Deputy Minister Harsha De Silva speaking at the (PUCSL) Energy Forum. Picture by Mahinda Vithanachchi

Foreign Affairs Deputy Minister Harsha De Silva repeatedly criticised the Ceylon Electricity Board (CEB) for what he called an abdication of its duty.

He was speaking at the Public Utilities Commission of Sri Lanka’s (PUCSL) Energy Forum on Thursday evening.

In his keynote speech and the panel discussion, De Silva called out the CEB for not attending the event, for failing to cooperate with the PUCSL, for neglecting the government’s pursuit of renewable energy, and for inefficiencies in tender procurement, losses incurred, and over-inflated salaries.

He began his speech by excoriating the CEB for not attending the Energy Forum. “The Ceylon Electricity Board General Manager is not here. We are talking about electricity at this Energy Forum 2017. This is organised by the regulator. I am here, the Chairman is here, the invitees are here. Where is the CEB General Manager? What is the anxiety attack the man has got?”

De Silva emphasised the government’s “deep disappointment that the Ceylon Electricity Board has been very unprofessional by not participating in the forum".

Repeatedly throughout the forum, he took the CEB to task for not doing their jobs, leading to incomplete procurements.

“How can we complete the procurements if those members of the procurement committees are not sitting on those procurement committees?”

He specifically mentioned the proposed LNG power plant at Kerawalapitiya, blaming the CEB for delay.

“I have sat in multiple CCM meetings and multiple excuses have been given about why it is delayed. Six people bid, five people were disqualified, only one person was selected and that person didn’t have a proper bid. What happens now? Now what has happened is that no CEB engineer is sitting on the procurement boards. That’s a hell of a how-do- you-do. Are we being kept to ransom by certain people?”

De Silva acknowledged that there are disagreements between the CEB and the PUCSL as a regulating body regarding the Long-Term Generation Expansion Plan, but said that these were technical differences without bearings on tender procurements and should have been sorted out by now.

And he took issue with the way in which problems with the CEB turn into allegations against the Government, which he says are without merit.
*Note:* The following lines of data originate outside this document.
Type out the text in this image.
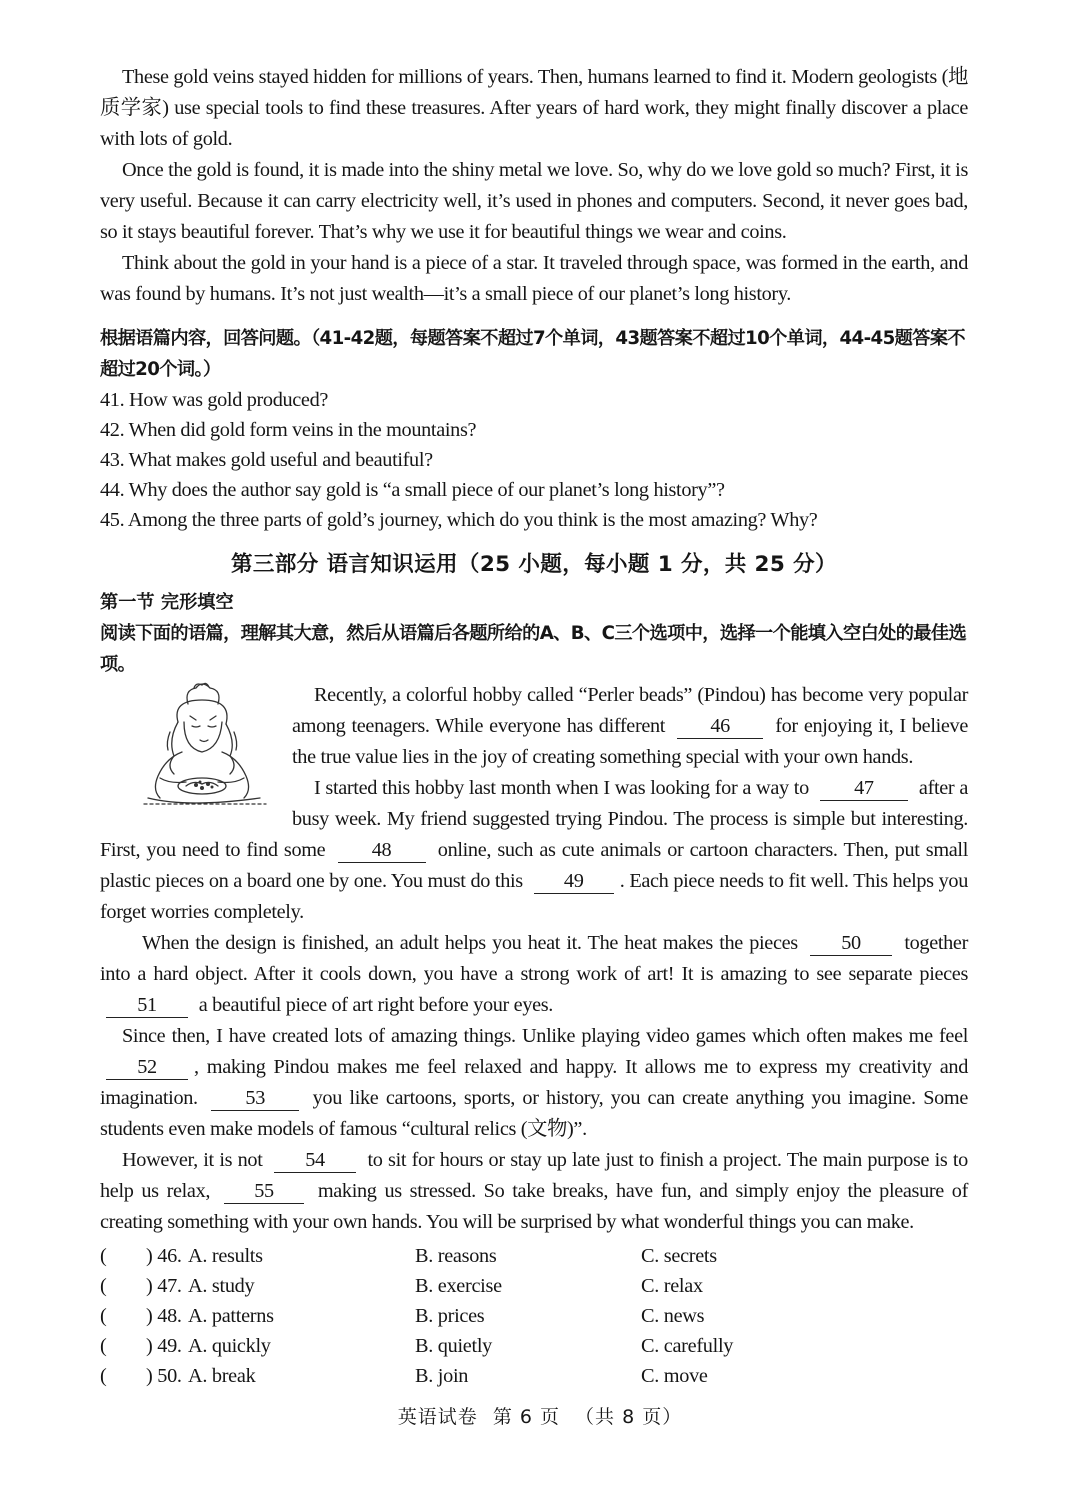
These gold veins stayed hidden for millions of years. Then, humans learned to find it. Modern geologists (地质学家) use special tools to find these treasures. After years of hard work, they might finally discover a place with lots of gold.

Once the gold is found, it is made into the shiny metal we love. So, why do we love gold so much? First, it is very useful. Because it can carry electricity well, it’s used in phones and computers. Second, it never goes bad, so it stays beautiful forever. That’s why we use it for beautiful things we wear and coins.

Think about the gold in your hand is a piece of a star. It traveled through space, was formed in the earth, and was found by humans. It’s not just wealth—it’s a small piece of our planet’s long history.

根据语篇内容，回答问题。（41-42题，每题答案不超过7个单词，43题答案不超过10个单词，44-45题答案不超过20个词。）

41. How was gold produced?

42. When did gold form veins in the mountains?

43. What makes gold useful and beautiful?

44. Why does the author say gold is “a small piece of our planet’s long history”?

45. Among the three parts of gold’s journey, which do you think is the most amazing? Why?

第三部分 语言知识运用（25 小题，每小题 1 分，共 25 分）

第一节 完形填空

阅读下面的语篇，理解其大意，然后从语篇后各题所给的A、B、C三个选项中，选择一个能填入空白处的最佳选项。

Recently, a colorful hobby called “Perler beads” (Pindou) has become very popular among teenagers. While everyone has different 46 for enjoying it, I believe the true value lies in the joy of creating something special with your own hands.

I started this hobby last month when I was looking for a way to 47 after a busy week. My friend suggested trying Pindou. The process is simple but interesting. First, you need to find some 48 online, such as cute animals or cartoon characters. Then, put small plastic pieces on a board one by one. You must do this 49 . Each piece needs to fit well. This helps you forget worries completely.

When the design is finished, an adult helps you heat it. The heat makes the pieces 50 together into a hard object. After it cools down, you have a strong work of art! It is amazing to see separate pieces 51 a beautiful piece of art right before your eyes.

Since then, I have created lots of amazing things. Unlike playing video games which often makes me feel 52 , making Pindou makes me feel relaxed and happy. It allows me to express my creativity and imagination. 53 you like cartoons, sports, or history, you can create anything you imagine. Some students even make models of famous “cultural relics (文物)”.

However, it is not 54 to sit for hours or stay up late just to finish a project. The main purpose is to help us relax, 55 making us stressed. So take breaks, have fun, and simply enjoy the pleasure of creating something with your own hands. You will be surprised by what wonderful things you can make.

( ) 46. A. results	B. reasons	C. secrets
( ) 47. A. study	B. exercise	C. relax
( ) 48. A. patterns	B. prices	C. news
( ) 49. A. quickly	B. quietly	C. carefully
( ) 50. A. break	B. join	C. move
英语试卷 第 6 页 （共 8 页）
“It is not the decision of the Cabinet or the Minister in charge, or the Prime Minister or the President, to go ahead and order a tender. It must be done by those who have been appointed to do it. If those who have been appointed to do it are absconding and not sitting in these tender committees and approving these projects, then how is it the fault of the Government?

“It is just like the CEB is not present here to discuss these matters. They are running away from the responsibilities they have been tasked with in going through the proper procedures and selecting who needs to be given these tenders so that the plants can come online,” De Silva said.

De Silva also criticised the CEB’s Rs. 30 billion loss for the first six months of 2017. He argued that Sri Lankan citizens end up paying for that through taxes on “bread or sugar or milk powder,” as well as the CEB’s Rs. 40 billion debt incurred to the Ceylon Petroleum Corporation in the first nine months of this year. He said these losses might be owed in part to the salaries of various CEB employees, which he called “very high.”

De Silva conceded that the Government carried some responsibility for not implementing proper reforms, but he insisted that the Government is trying in its attempts to reform not just the CEB but the entire energy sector.